Some recipes ask for butter in it,and some do not.Can you help I'm looking
for the original recipe.Many thanks in advance,rocco.


----------



## Andy M. (Feb 27, 2017)

Hi Rocco.  "The original recipe"????  There isn't just one.  

Biscotti probably has as many recipes as there are cooks in Italy.

Pick a recipe and make it.  If you like it, you're all set.


----------



## dragnlaw (Feb 27, 2017)

Nonnas Biscotti cookie with butter

  Biscotti by Jandee   cookie no butter

There are so many links out there it is mind boggling...  

Andy hit the nail on the head with "as many recipes as Italian cooks"...


----------



## caseydog (Feb 27, 2017)

Andy M. said:


> Hi Rocco.  "The original recipe"????  There isn't just one.
> 
> Biscotti probably has as many recipes as there are cooks in Italy.
> 
> Pick a recipe and make it.  If you like it, you're all set.



Yep, there is no one "true" recipe as far as I have heard. Italian foods are often that way. The "true" recipe depends on where you live, and what your mama was taught as a girl. 

My mother, who is not a good cook, actually makes a few things really well. One of them is biscotti. I will ask her for her recipe, and post it up here. It is one of the best I've had. 

CD


----------



## caseydog (Feb 27, 2017)

Here is my mom's recipe. It really is good.

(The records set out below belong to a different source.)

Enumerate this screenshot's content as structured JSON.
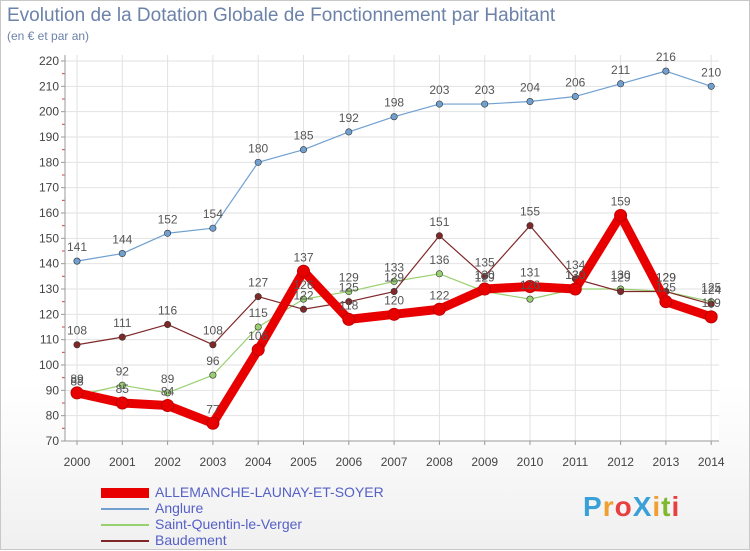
{
  "title": "Evolution de la Dotation Globale de Fonctionnement par Habitant",
  "subtitle": "(en € et par an)",
  "logo": {
    "text": "ProXiti",
    "letters": [
      "P",
      "r",
      "o",
      "X",
      "i",
      "t",
      "i"
    ],
    "colors": [
      "#3aa0d8",
      "#f0a030",
      "#e84040",
      "#3aa0d8",
      "#f0a030",
      "#80b830",
      "#e84040"
    ]
  },
  "chart_data": {
    "type": "line",
    "title": "Evolution de la Dotation Globale de Fonctionnement par Habitant",
    "ylabel": "(en € et par an)",
    "x": [
      "2000",
      "2001",
      "2002",
      "2003",
      "2004",
      "2005",
      "2006",
      "2007",
      "2008",
      "2009",
      "2010",
      "2011",
      "2012",
      "2013",
      "2014"
    ],
    "ylim": [
      70,
      220
    ],
    "yticks": [
      70,
      80,
      90,
      100,
      110,
      120,
      130,
      140,
      150,
      160,
      170,
      180,
      190,
      200,
      210,
      220
    ],
    "grid": true,
    "legend_position": "bottom-left",
    "series": [
      {
        "name": "ALLEMANCHE-LAUNAY-ET-SOYER",
        "color": "#e80000",
        "width": 9,
        "values": [
          89,
          85,
          84,
          77,
          106,
          137,
          118,
          120,
          122,
          130,
          131,
          130,
          159,
          125,
          119
        ]
      },
      {
        "name": "Anglure",
        "color": "#6fa0d0",
        "width": 1.2,
        "values": [
          141,
          144,
          152,
          154,
          180,
          185,
          192,
          198,
          203,
          203,
          204,
          206,
          211,
          216,
          210
        ]
      },
      {
        "name": "Saint-Quentin-le-Verger",
        "color": "#98d070",
        "width": 1.2,
        "values": [
          88,
          92,
          89,
          96,
          115,
          126,
          129,
          133,
          136,
          129,
          126,
          130,
          130,
          129,
          125
        ]
      },
      {
        "name": "Baudement",
        "color": "#802828",
        "width": 1.2,
        "values": [
          108,
          111,
          116,
          108,
          127,
          122,
          125,
          129,
          151,
          135,
          155,
          134,
          129,
          129,
          124
        ]
      }
    ]
  }
}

375 degree oven  greased cookie sheet

1 stick butter

1cup white sugar 

3 1/4 c. all purpose flour

3 eggs

1 tablespoon baking powder

3 tablespoons Amaretto

Half bag mini chocolate chips  (optional)

in a medium bowl beat together butter, eggs sugar and flavoring until well blended. Combine flour and baking powder. Stir into egg mixture to form a heavy dough.  

To make handling easier. Refrigerate dough for one hour. Divide dough into two pieces. Form each piece into a roll as long as your cookie sheet. (Roll in a piece of wax paper to prevent sticking. ) Place dough onto the prepared cookie sheet and press down to  1/2 inch thickness. 

Bake 25-30 minutes in preheated oven until a golden brown. Remove from the cookie sheet to a wire rack to cool.  When the loaves are cool enough to handle, slice each one crosswise in 1/2 inch slices. Place slices back on cookie sheet cut side up.  Bake for an additional 7-10 minutes on each side. Slices should be lightly toasted (or darker according to your preference).

Makes approx. 4 doz.

CD


----------



## Cooking Goddess (Feb 28, 2017)

*CD*, you probably should post your Mom's recipe in the "*Cookies*" sub-forum, too. That way if any of us go hunting for it, at least we know which door to look behind.


----------



## caseydog (Feb 28, 2017)

Cooking Goddess said:


> *CD*, you probably should post your Mom's recipe in the "*Cookies*" sub-forum, too. That way if any of us go hunting for it, at least we know which door to look behind.



Done. It really is a good recipe. 

CD


----------



## CharlieD (Mar 2, 2017)

To the OP, I've made biscotti without butter and they were very good. Don't have recipe though. Found one in a recipe book, one of many.


----------